Post a low-impact implementation, organizations can couple ongoing optimization of the technology applications. Then, a risk management process is enabling change, ensures resources are focused on the highest risks, and drives ongoing quality in the outputs of managing financial crime risk.
So, the question to ask a technology provider is how to support implementation and partner in engaging the relevant regulatory authorities? These expectations of a technology provider expand beyond the AML domain and extend into AI and privacy.
Accountability within financial crime risk management
A top priority for regulators is clear accountability of boards and senior management in financial crime risk management. AI is not different to other risk classes, and requires clarity on what it does, does not do, and how it operates within a governance structure.
For the operational capacity that successful gen AI implementations can release in financial crime risk management, the first port of call for re-applying resources should be the model governance across all financial crime models. This is an area that is largely under-resourced while businesses contend with managing priorities, regulatory change, and volume of work. Technology providers should be expected to help. Areas of opportunity within model governance to enhance financial crime risk management programs include regular detection tuning and effectiveness testing through synthetic data.
Technology providers also have key roles in:
- empowering clients to test and run their screening, detection and other models so that change is fast, self-driven, and keeps pace with risk
- enabling performance reporting of risk metrics, not just the operational performance of teams dealing with alerts
- being clear about where risk and controls intersect and how technology enables controls as part of the system of defence for financial crime risks
Accountability is supported by governance, empowerment, the right performance metrics, and control clarity – as this provides top management and board members the insight to understanding how their organization manages financial crime risk.

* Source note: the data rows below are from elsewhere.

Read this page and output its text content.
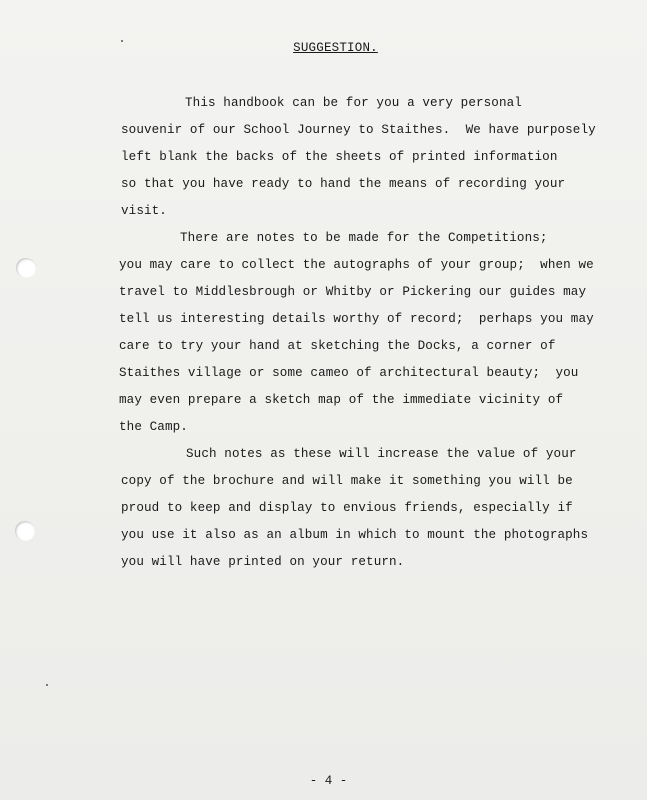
SUGGESTION.
This handbook can be for you a very personal
souvenir of our School Journey to Staithes.  We have purposely
left blank the backs of the sheets of printed information
so that you have ready to hand the means of recording your
visit.
There are notes to be made for the Competitions;
you may care to collect the autographs of your group;  when we
travel to Middlesbrough or Whitby or Pickering our guides may
tell us interesting details worthy of record;  perhaps you may
care to try your hand at sketching the Docks, a corner of
Staithes village or some cameo of architectural beauty;  you
may even prepare a sketch map of the immediate vicinity of
the Camp.
Such notes as these will increase the value of your
copy of the brochure and will make it something you will be
proud to keep and display to envious friends, especially if
you use it also as an album in which to mount the photographs
you will have printed on your return.
- 4 -
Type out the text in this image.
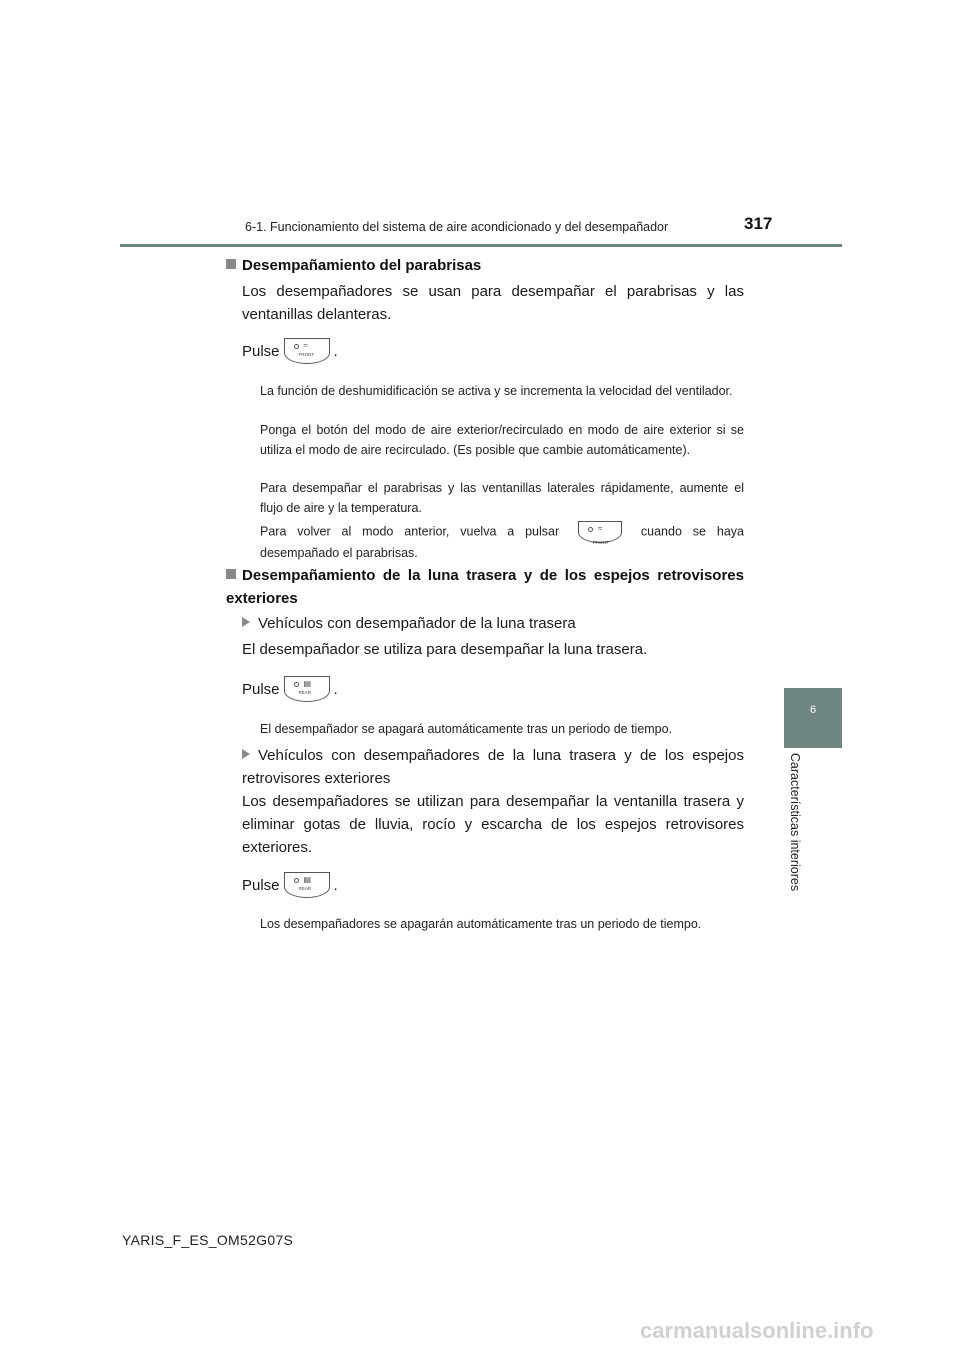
6-1. Funcionamiento del sistema de aire acondicionado y del desempañador	317
6
Características interiores
Desempañamiento del parabrisas
Los desempañadores se usan para desempañar el parabrisas y las ventanillas delanteras.
Pulse	≈
FRONT .
La función de deshumidificación se activa y se incrementa la velocidad del ventilador.
Ponga el botón del modo de aire exterior/recirculado en modo de aire exterior si se utiliza el modo de aire recirculado. (Es posible que cambie automáticamente).
Para desempañar el parabrisas y las ventanillas laterales rápidamente, aumente el flujo de aire y la temperatura.
Para volver al modo anterior, vuelva a pulsar	≈
FRONT
cuando se haya desempañado el parabrisas.
Desempañamiento de la luna trasera y de los espejos retrovisores exteriores
Vehículos con desempañador de la luna trasera
El desempañador se utiliza para desempañar la luna trasera.
Pulse	▤
REAR .
El desempañador se apagará automáticamente tras un periodo de tiempo.
Vehículos con desempañadores de la luna trasera y de los espejos retrovisores exteriores
Los desempañadores se utilizan para desempañar la ventanilla trasera y eliminar gotas de lluvia, rocío y escarcha de los espejos retrovisores exteriores.
Pulse	▤
REAR .
Los desempañadores se apagarán automáticamente tras un periodo de tiempo.
YARIS_F_ES_OM52G07S
carmanualsonline.info
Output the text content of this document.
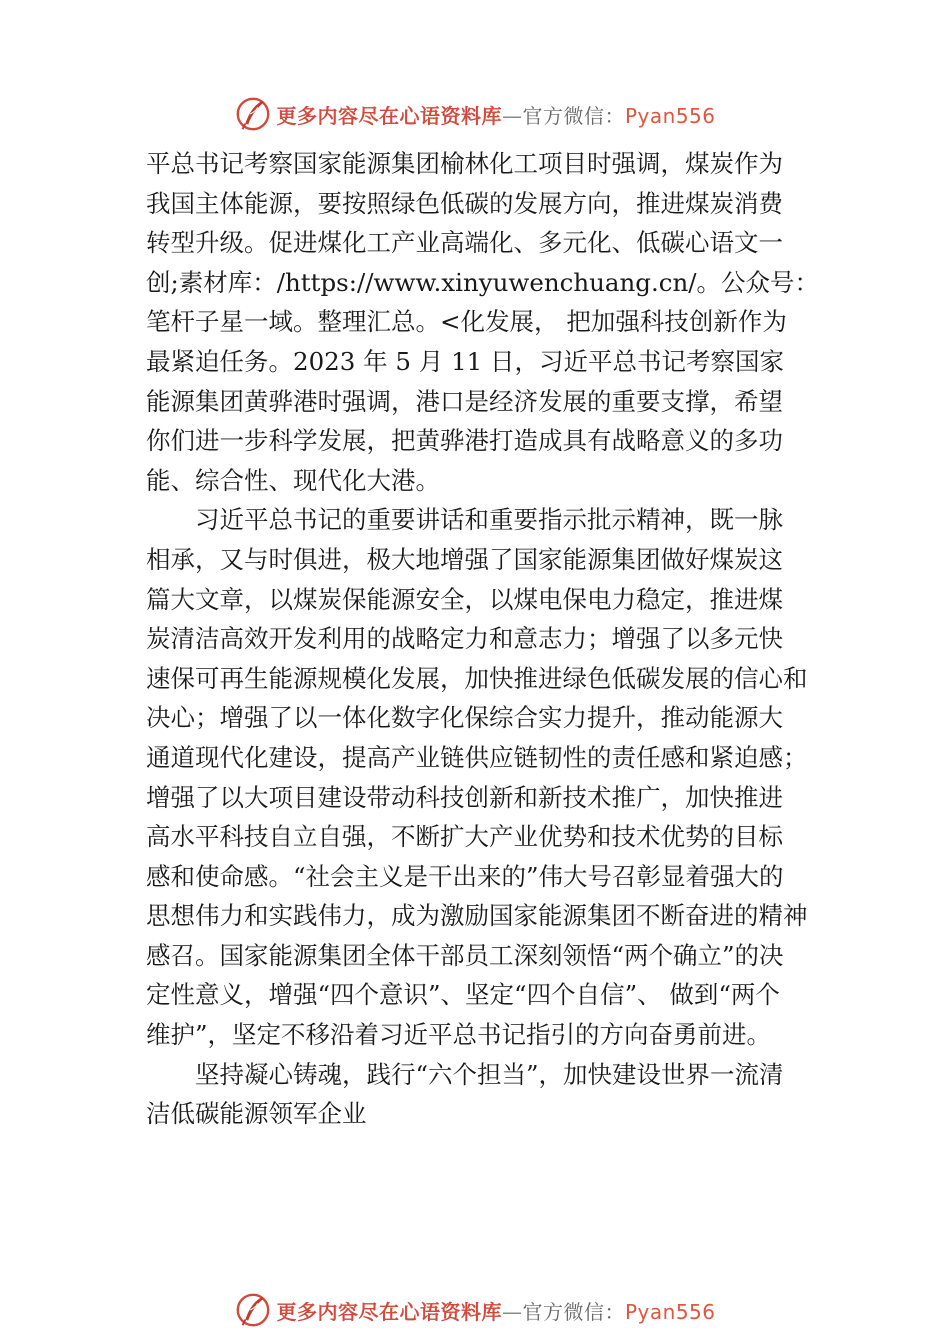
更多内容尽在心语资料库—官方微信：Pyan556
平总书记考察国家能源集团榆林化工项目时强调，煤炭作为
我国主体能源，要按照绿色低碳的发展方向，推进煤炭消费
转型升级。促进煤化工产业高端化、多元化、低碳心语文一
创;素材库：/https://www.xinyuwenchuang.cn/。公众号：
笔杆子星一域。整理汇总。<化发展， 把加强科技创新作为
最紧迫任务。2023 年 5 月 11 日，习近平总书记考察国家
能源集团黄骅港时强调，港口是经济发展的重要支撑，希望
你们进一步科学发展，把黄骅港打造成具有战略意义的多功
能、综合性、现代化大港。
习近平总书记的重要讲话和重要指示批示精神，既一脉
相承，又与时俱进，极大地增强了国家能源集团做好煤炭这
篇大文章，以煤炭保能源安全，以煤电保电力稳定，推进煤
炭清洁高效开发利用的战略定力和意志力；增强了以多元快
速保可再生能源规模化发展，加快推进绿色低碳发展的信心和
决心；增强了以一体化数字化保综合实力提升，推动能源大
通道现代化建设，提高产业链供应链韧性的责任感和紧迫感；
增强了以大项目建设带动科技创新和新技术推广，加快推进
高水平科技自立自强，不断扩大产业优势和技术优势的目标
感和使命感。“社会主义是干出来的”伟大号召彰显着强大的
思想伟力和实践伟力，成为激励国家能源集团不断奋进的精神
感召。国家能源集团全体干部员工深刻领悟“两个确立”的决
定性意义，增强“四个意识”、坚定“四个自信”、 做到“两个
维护”，坚定不移沿着习近平总书记指引的方向奋勇前进。
坚持凝心铸魂，践行“六个担当”，加快建设世界一流清
洁低碳能源领军企业
更多内容尽在心语资料库—官方微信：Pyan556
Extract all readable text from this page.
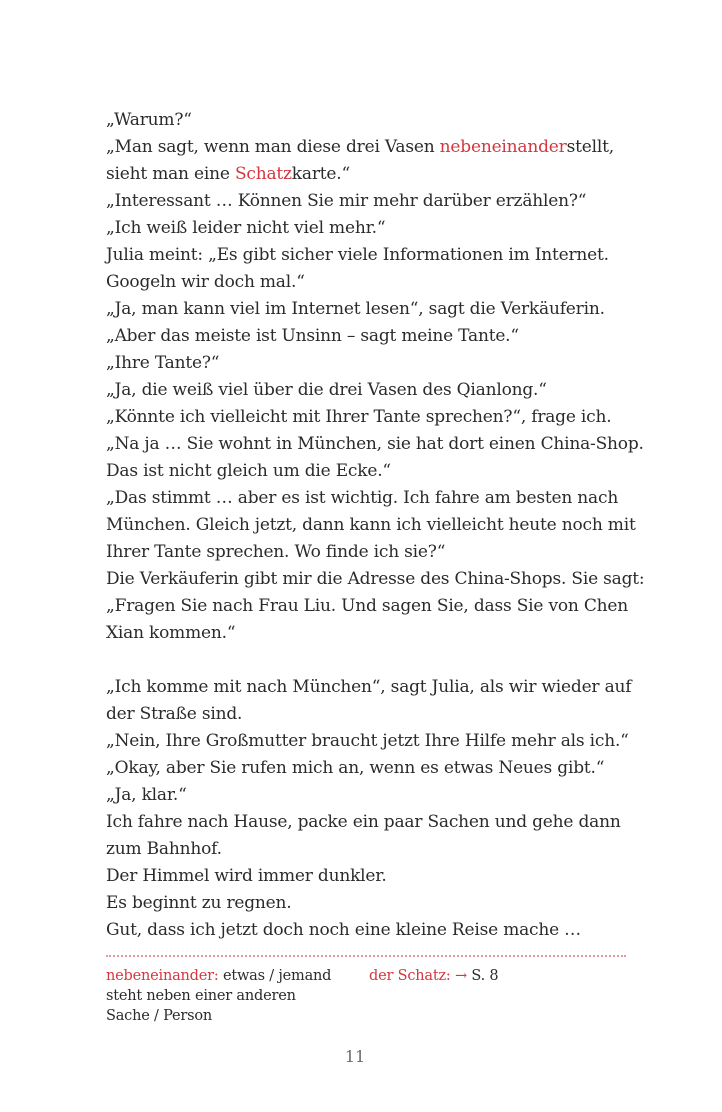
„Warum?“
„Man sagt, wenn man diese drei Vasen nebeneinanderstellt,
sieht man eine Schatzkarte.“
„Interessant … Können Sie mir mehr darüber erzählen?“
„Ich weiß leider nicht viel mehr.“
Julia meint: „Es gibt sicher viele Informationen im Internet.
Googeln wir doch mal.“
„Ja, man kann viel im Internet lesen“, sagt die Verkäuferin.
„Aber das meiste ist Unsinn – sagt meine Tante.“
„Ihre Tante?“
„Ja, die weiß viel über die drei Vasen des Qianlong.“
„Könnte ich vielleicht mit Ihrer Tante sprechen?“, frage ich.
„Na ja … Sie wohnt in München, sie hat dort einen China-Shop.
Das ist nicht gleich um die Ecke.“
„Das stimmt … aber es ist wichtig. Ich fahre am besten nach
München. Gleich jetzt, dann kann ich vielleicht heute noch mit
Ihrer Tante sprechen. Wo finde ich sie?“
Die Verkäuferin gibt mir die Adresse des China-Shops. Sie sagt:
„Fragen Sie nach Frau Liu. Und sagen Sie, dass Sie von Chen
Xian kommen.“
„Ich komme mit nach München“, sagt Julia, als wir wieder auf
der Straße sind.
„Nein, Ihre Großmutter braucht jetzt Ihre Hilfe mehr als ich.“
„Okay, aber Sie rufen mich an, wenn es etwas Neues gibt.“
„Ja, klar.“
Ich fahre nach Hause, packe ein paar Sachen und gehe dann
zum Bahnhof.
Der Himmel wird immer dunkler.
Es beginnt zu regnen.
Gut, dass ich jetzt doch noch eine kleine Reise mache …
nebeneinander: etwas / jemand
steht neben einer anderen
Sache / Person
der Schatz: → S. 8
11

These are all critical areas technology partners can assist their clients in executing their financial crime operations programs.
Craig Robertson talks about the importance of fighting financial crime in banking, e-commerce, and digital assets
Essential elements of financial crime prevention strategy in the AI era
As technology can transform operations into a risk-oriented practice, rather than a task execution and process driven area, a financial crime prevention strategy must have technology partners leading four areas:
- AI-led transformation – move your financial crime risk focus from activity to risk management
- Technology-driven capability – for people, for systems, for models and controls
- Regulatory engagement – that informs, builds trust, and adopts a start small, end big approach to change
- Accountability – is more clearly understood by boards and top management as technology enables insights into risk management, not the current focus on operational performance
The contents of this blog was presented at the 7th Annual Australian Regulatory Summit.